Five things that may be considered an accomplishment to me, but loser-like and dumb to others:
a) Hammer may have run 12 miles (either the girl he was following was hot, or the dog chasing him was really B-I-G!). I, on the other hand, once rode 100 miles in a day...in July. What made it more interesting was one guy in our group riding a fixie (one gear bicycle with no coaster or hand brake). He was true old school stylin' with the Cinzano cap, leather bike helmet, wool jersey and sew up bicycle tires strapped around his shoulders. He never stepped off the bike...not even for a red light. The actual course was short by 5 miles, so I rode around the parking lot until I got my first century. My jersey and shorts were so covered in salt, McDonalds was asking if I could do jumping jacks in front of the fry prep area.
b) I am in the middle of flying around the world. That's right, flying around the world. Swede thinks this is pretty dumb, but I like the idea. Using the current edition of Microsoft Flight Simulator, I am on a journey across the globe. Currently, I have flown from Homestead, Florida around the Caribbean to Guantanamo (three missed approaches in bad weather), the Caymans, Panama, Costa Rica, Peru, Buenos Aires, and Quito in Ecuador. My next leg will take me through New Zealand up the Pacific Rim and across Asia.
c) I blog. My family thinks I am a big dork for doing so. Hey, it keeps my writing skills polished. I do it for me, not them.
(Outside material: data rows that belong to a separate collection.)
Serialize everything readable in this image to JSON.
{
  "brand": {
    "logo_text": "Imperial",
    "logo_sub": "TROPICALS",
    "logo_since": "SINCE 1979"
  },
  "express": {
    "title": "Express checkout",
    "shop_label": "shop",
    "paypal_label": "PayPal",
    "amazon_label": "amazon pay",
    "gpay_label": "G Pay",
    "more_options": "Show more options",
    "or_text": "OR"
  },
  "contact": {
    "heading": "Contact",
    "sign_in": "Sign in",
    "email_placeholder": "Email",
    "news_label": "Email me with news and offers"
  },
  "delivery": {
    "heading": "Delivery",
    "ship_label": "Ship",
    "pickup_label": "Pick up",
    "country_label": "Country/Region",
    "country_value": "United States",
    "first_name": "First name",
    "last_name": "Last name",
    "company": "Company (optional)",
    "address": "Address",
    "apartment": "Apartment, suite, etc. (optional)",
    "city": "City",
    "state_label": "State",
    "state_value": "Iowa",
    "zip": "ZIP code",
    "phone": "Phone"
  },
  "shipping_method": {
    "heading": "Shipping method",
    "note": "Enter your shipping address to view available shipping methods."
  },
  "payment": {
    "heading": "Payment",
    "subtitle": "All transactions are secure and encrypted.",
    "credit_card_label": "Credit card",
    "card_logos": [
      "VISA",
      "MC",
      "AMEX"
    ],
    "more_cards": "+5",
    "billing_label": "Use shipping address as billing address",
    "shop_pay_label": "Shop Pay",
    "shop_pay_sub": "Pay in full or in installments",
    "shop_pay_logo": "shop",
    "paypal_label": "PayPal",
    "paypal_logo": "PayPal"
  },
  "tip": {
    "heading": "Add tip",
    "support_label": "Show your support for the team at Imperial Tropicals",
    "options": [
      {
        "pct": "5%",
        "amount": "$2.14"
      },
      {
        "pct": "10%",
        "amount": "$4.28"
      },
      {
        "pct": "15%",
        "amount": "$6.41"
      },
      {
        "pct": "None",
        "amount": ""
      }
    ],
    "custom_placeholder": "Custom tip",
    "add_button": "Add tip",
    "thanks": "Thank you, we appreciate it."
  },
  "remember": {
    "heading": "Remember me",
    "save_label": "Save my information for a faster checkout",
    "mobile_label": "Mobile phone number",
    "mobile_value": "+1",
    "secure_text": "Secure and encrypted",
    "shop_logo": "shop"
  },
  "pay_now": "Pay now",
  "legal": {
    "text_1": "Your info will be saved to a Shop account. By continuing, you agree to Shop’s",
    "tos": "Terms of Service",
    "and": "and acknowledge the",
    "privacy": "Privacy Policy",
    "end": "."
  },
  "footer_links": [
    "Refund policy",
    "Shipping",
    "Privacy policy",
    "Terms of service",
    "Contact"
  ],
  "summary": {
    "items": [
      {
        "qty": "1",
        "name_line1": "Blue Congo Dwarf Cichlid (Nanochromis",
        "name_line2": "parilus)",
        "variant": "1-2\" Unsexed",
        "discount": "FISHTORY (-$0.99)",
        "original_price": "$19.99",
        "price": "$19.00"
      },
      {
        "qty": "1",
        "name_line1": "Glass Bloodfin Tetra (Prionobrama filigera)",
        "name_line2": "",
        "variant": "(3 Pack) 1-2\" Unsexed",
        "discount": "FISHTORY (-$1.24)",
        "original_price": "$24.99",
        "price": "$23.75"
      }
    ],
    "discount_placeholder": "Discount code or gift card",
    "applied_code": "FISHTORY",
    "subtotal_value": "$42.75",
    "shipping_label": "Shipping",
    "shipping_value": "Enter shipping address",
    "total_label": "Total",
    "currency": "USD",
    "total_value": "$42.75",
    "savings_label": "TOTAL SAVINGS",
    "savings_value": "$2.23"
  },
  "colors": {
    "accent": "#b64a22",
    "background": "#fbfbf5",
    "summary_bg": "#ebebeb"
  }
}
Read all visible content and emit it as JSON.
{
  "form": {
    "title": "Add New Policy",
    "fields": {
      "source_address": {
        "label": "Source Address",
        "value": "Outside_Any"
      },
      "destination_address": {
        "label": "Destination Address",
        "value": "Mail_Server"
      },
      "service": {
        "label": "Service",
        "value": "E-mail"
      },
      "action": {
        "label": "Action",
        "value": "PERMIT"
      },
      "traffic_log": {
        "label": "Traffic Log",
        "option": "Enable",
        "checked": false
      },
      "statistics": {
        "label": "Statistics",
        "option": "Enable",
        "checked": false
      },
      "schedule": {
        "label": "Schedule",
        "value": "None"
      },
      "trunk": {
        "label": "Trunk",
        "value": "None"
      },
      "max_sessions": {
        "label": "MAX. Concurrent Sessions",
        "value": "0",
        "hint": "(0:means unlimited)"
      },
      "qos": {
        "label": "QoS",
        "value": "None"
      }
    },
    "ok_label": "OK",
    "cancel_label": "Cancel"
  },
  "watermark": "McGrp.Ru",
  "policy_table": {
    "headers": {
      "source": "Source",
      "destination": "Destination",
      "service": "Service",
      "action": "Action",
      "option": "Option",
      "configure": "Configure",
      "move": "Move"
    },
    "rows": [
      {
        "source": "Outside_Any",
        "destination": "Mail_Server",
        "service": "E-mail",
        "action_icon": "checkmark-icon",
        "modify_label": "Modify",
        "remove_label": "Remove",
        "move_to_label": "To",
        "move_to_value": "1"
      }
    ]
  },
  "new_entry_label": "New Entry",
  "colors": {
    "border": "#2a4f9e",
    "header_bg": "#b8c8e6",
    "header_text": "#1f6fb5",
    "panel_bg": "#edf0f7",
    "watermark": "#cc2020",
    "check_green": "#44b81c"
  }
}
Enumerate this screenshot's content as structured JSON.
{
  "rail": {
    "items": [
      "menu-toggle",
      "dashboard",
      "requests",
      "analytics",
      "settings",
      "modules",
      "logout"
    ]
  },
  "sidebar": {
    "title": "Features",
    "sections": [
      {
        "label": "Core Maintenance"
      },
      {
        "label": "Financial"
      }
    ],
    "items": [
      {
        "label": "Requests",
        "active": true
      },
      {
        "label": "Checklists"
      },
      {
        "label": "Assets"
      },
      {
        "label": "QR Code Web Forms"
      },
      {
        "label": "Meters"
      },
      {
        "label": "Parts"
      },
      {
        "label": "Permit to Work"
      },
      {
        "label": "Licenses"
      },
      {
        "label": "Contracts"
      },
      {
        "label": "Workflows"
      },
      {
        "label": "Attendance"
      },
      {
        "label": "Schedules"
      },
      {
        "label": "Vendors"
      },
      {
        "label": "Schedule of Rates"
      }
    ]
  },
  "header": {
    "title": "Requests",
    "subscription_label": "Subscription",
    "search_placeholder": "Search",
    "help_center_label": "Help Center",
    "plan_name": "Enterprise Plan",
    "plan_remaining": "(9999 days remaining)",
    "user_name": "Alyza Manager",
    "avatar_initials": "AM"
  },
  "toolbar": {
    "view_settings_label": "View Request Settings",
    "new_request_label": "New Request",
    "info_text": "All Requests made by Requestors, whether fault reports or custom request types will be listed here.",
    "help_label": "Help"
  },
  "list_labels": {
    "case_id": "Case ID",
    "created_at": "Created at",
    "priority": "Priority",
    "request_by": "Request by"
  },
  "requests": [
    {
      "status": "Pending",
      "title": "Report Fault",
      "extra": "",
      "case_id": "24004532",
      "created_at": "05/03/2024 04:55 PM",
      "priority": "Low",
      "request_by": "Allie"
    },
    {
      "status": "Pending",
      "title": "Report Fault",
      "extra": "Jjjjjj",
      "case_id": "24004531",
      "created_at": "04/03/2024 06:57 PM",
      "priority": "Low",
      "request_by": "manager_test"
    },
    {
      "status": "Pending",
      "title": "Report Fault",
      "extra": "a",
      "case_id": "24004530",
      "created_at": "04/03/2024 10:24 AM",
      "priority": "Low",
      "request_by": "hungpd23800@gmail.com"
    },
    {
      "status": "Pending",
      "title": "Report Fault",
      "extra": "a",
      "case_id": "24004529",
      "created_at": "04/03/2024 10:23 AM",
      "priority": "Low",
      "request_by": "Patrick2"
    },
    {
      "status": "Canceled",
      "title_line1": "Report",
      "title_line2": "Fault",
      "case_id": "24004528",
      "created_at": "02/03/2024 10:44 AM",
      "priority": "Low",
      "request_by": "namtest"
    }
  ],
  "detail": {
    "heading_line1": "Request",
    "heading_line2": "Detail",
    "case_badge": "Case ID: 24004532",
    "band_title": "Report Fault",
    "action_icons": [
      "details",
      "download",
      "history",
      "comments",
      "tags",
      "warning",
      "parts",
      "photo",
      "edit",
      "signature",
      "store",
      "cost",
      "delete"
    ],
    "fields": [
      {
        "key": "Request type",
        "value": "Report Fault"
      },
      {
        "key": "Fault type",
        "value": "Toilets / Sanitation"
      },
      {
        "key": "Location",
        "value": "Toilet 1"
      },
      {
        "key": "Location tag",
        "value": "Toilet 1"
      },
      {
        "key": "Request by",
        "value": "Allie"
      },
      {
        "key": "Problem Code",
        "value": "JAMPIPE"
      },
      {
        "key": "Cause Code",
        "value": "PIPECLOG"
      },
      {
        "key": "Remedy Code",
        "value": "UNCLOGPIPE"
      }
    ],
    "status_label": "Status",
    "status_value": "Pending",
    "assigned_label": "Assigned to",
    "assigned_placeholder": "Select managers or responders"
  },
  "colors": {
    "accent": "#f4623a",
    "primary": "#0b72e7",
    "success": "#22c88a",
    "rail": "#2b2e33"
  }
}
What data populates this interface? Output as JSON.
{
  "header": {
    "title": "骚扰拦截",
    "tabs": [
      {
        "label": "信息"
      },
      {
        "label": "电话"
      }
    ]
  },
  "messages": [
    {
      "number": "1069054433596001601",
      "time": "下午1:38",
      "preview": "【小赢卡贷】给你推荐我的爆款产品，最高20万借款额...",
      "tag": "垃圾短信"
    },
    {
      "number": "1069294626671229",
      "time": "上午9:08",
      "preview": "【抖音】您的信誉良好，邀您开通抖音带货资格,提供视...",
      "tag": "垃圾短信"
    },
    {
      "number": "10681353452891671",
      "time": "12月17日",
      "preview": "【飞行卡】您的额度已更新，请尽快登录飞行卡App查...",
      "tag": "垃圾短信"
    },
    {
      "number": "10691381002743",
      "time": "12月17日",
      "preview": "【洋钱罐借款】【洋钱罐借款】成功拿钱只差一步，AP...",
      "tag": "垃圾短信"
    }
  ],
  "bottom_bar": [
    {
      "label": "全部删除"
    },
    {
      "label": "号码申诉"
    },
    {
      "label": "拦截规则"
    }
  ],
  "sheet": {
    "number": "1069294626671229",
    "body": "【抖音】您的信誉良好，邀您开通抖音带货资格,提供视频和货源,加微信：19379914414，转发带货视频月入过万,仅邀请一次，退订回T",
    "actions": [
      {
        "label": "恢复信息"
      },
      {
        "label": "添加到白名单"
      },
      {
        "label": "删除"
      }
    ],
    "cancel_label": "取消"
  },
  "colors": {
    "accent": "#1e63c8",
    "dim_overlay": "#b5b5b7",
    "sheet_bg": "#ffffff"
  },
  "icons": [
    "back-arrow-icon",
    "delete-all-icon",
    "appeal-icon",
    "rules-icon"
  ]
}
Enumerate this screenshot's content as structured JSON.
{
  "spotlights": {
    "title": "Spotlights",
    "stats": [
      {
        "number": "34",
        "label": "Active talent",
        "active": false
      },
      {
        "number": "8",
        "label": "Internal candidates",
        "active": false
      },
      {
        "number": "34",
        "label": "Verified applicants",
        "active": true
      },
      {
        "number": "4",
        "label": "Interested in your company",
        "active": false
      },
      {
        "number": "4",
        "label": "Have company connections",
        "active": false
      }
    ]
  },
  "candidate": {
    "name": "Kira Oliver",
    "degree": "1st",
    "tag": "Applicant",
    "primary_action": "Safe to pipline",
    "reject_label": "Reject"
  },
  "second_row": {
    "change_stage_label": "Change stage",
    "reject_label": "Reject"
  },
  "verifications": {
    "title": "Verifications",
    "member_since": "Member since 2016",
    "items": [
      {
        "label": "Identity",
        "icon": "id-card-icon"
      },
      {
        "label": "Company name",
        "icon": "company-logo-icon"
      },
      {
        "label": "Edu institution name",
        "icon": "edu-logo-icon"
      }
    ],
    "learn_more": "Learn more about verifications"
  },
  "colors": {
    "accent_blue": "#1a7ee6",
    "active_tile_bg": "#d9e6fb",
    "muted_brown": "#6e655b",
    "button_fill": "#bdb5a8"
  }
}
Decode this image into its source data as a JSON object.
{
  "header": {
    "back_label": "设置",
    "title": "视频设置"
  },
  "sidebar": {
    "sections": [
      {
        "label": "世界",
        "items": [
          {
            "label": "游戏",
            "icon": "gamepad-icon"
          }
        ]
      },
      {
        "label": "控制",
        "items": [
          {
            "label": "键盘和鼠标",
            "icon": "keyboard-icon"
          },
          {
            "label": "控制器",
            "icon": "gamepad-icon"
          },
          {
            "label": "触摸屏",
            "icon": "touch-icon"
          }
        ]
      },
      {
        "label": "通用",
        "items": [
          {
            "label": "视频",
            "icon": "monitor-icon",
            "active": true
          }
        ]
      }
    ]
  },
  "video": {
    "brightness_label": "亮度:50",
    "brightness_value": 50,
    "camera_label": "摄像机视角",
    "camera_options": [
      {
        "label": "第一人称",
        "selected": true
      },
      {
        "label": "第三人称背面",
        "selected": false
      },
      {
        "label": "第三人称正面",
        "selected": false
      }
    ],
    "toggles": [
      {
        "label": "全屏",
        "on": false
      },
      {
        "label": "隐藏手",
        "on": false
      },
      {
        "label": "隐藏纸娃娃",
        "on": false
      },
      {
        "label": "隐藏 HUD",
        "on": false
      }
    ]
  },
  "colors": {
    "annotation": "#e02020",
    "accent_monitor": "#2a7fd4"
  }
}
d) I am a SKYWARN and Red Cross ARES storm chaser. Back when I got into Ham Radio (1995), I was living in Wisconsin and started chasing with a group of ham operators in the area. The worst storm I was caught in happened near Racine. I just dropped off some sound equipment at a friend's house and turned north back to Milwaukee. The storm rolling across the Midwest was growing in intensity and the weather net was activated. I checked in with my position and provided a weather report. This was before weathermen on the news had lightining strike indicators. Imagine being with Britney Spears and Paris Hilton when their paparazzi entourages collide. The lightining storm was so bad, I had to pull over due to flash blindness. It was like a thousand flashbulbs were going off simultaneously. Lightining struck all around, but thankfully missed my car. When all was said and done, you could actually see where lightining struck all along the highway.
e) I once stayed up for 48 hours straight in college. No reason. Just wanted to see if I could. I drove around Milwaukee at odd hours of the night. Walked from my dorm to the lake front. Found new ways to annoy my neighbors. Read three books and wrote four term papers. Got A's on three and a C on the last.